Via Rail mulls ID checks in wake of abortive terror plot

Passenger trains and buses have been blessedly free of the kind of security screening that turns modern airline travel into a time-consuming ordeal.

You buy your ticket and get on the train (or bus). That's it.

But in the wake of last month's abortive rail-terror plot, Via Rail now says it's thinking about asking all passengers for identification, something it now does only occasionally as they board.

“We only check ID when necessary,” Marc Beaulieu, Via's regional general manager for eastern Canada told the Commons public safety committee Thursday, The Canadian Press reported. “In other words, [we check] if we have a doubt as to the transaction that is going on. We do not, as a rule, ask all of our customers for ID.”

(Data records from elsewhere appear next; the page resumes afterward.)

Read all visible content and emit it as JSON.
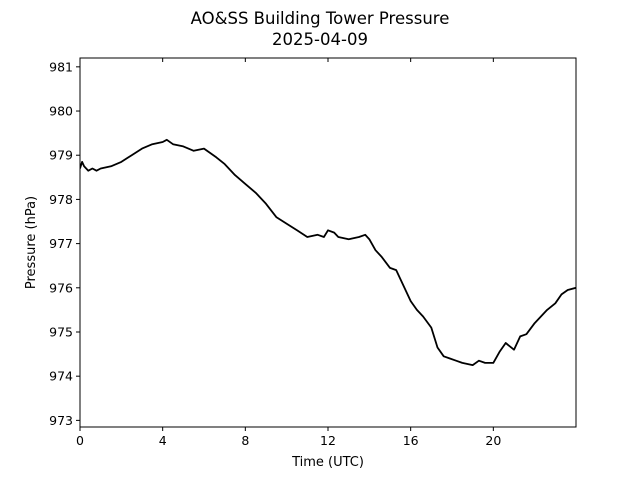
{
  "chart_data": {
    "type": "line",
    "title": "AO&SS Building Tower Pressure",
    "subtitle": "2025-04-09",
    "xlabel": "Time (UTC)",
    "ylabel": "Pressure (hPa)",
    "xlim": [
      0,
      24
    ],
    "ylim": [
      972.85,
      981.2
    ],
    "xticks": [
      0,
      4,
      8,
      12,
      16,
      20
    ],
    "yticks": [
      973,
      974,
      975,
      976,
      977,
      978,
      979,
      980,
      981
    ],
    "grid": false,
    "line_color": "#000000",
    "series": [
      {
        "x": [
          0.0,
          0.1,
          0.2,
          0.4,
          0.6,
          0.8,
          1.0,
          1.5,
          2.0,
          2.5,
          3.0,
          3.5,
          4.0,
          4.2,
          4.5,
          5.0,
          5.5,
          6.0,
          6.3,
          6.6,
          7.0,
          7.5,
          8.0,
          8.5,
          9.0,
          9.5,
          10.0,
          10.5,
          11.0,
          11.5,
          11.8,
          12.0,
          12.3,
          12.5,
          13.0,
          13.5,
          13.8,
          14.0,
          14.3,
          14.6,
          15.0,
          15.3,
          15.6,
          16.0,
          16.3,
          16.6,
          17.0,
          17.3,
          17.6,
          17.9,
          18.2,
          18.5,
          19.0,
          19.3,
          19.6,
          20.0,
          20.3,
          20.6,
          21.0,
          21.3,
          21.6,
          22.0,
          22.3,
          22.6,
          23.0,
          23.3,
          23.6,
          24.0
        ],
        "y": [
          978.7,
          978.85,
          978.75,
          978.65,
          978.7,
          978.65,
          978.7,
          978.75,
          978.85,
          979.0,
          979.15,
          979.25,
          979.3,
          979.35,
          979.25,
          979.2,
          979.1,
          979.15,
          979.05,
          978.95,
          978.8,
          978.55,
          978.35,
          978.15,
          977.9,
          977.6,
          977.45,
          977.3,
          977.15,
          977.2,
          977.15,
          977.3,
          977.25,
          977.15,
          977.1,
          977.15,
          977.2,
          977.1,
          976.85,
          976.7,
          976.45,
          976.4,
          976.1,
          975.7,
          975.5,
          975.35,
          975.1,
          974.65,
          974.45,
          974.4,
          974.35,
          974.3,
          974.25,
          974.35,
          974.3,
          974.3,
          974.55,
          974.75,
          974.6,
          974.9,
          974.95,
          975.2,
          975.35,
          975.5,
          975.65,
          975.85,
          975.95,
          976.0
        ]
      }
    ]
  }
}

The idea follows the arrest last month of two men who RCMP allege were plotting to mount an unspecified terrorist attack on a Toronto-New York passenger train with guidance from al-Qaida in Iran. Raed Jaser of Toronto and Chilheb Essghaier of Montreal face charges and the Globe and Mail reported Thursday that a third man, Ahmed Abassi, a Tunisian living in the United States was arrested and charged in connection with the plot.

[ Related: Third arrested in VIA Rail terror plot: FBI ]

The alleged conspiracy has spooked security experts into reviewing how Canada's sprawling transportation infrastructure can be safeguarded.

The conventional wisdom is that introducing airport-style screening at railway and bus stations would be unworkable and slow rail and bus line schedules to a crawl.

But Beaulieu told the committee an ID check is "being assessed" as part of Via's review.

Via has responded to eight to 10 security- or safety-related incidents so far this year, CP said Beaulieu told the committee. It appears none were terror related. Via spokesperson Jacques Gagnon said they ranged from protests blockading tracks to collisions with vehicles, CP said.

Gagnon wouldn't offer any further details on the idea of asking passengers for identification.

“We are constantly upgrading our services,” Gagnon told CP. “So in the context of what has happened recently, we are looking at this. But I cannot speculate as to what [we] will do.”

Beaulieu said passengers' tickets are scanned as they board the train, giving Via a list of names. Presumably passengers could be asked to produce photo ID at that point, as airline travellers do now.

Committee members had their own ideas for tightening security, including running passengers' names against police lists for potential threats, even if they're not terror-related, and giving Via access to lists of lost and stolen passports.

[ Related: Will Canada’s railway systems ever be completely secure? ]

Beaulieu gave the committee some insight into what Via does now, including observing passengers for behaviours that might signal a potential threat — such as buying a one-way ticket — and flagging tickets paid for with cash.

Aboard its trains, Via also has the equivalent of sky marshals who are trained to deal with security incidents, CP reported. Beaulieu wouldn't say how many trains have such oversight.

“To reveal more information about some of our measures would defeat the measures that are in place, so I’m going to choose not to answer that," he told the committee.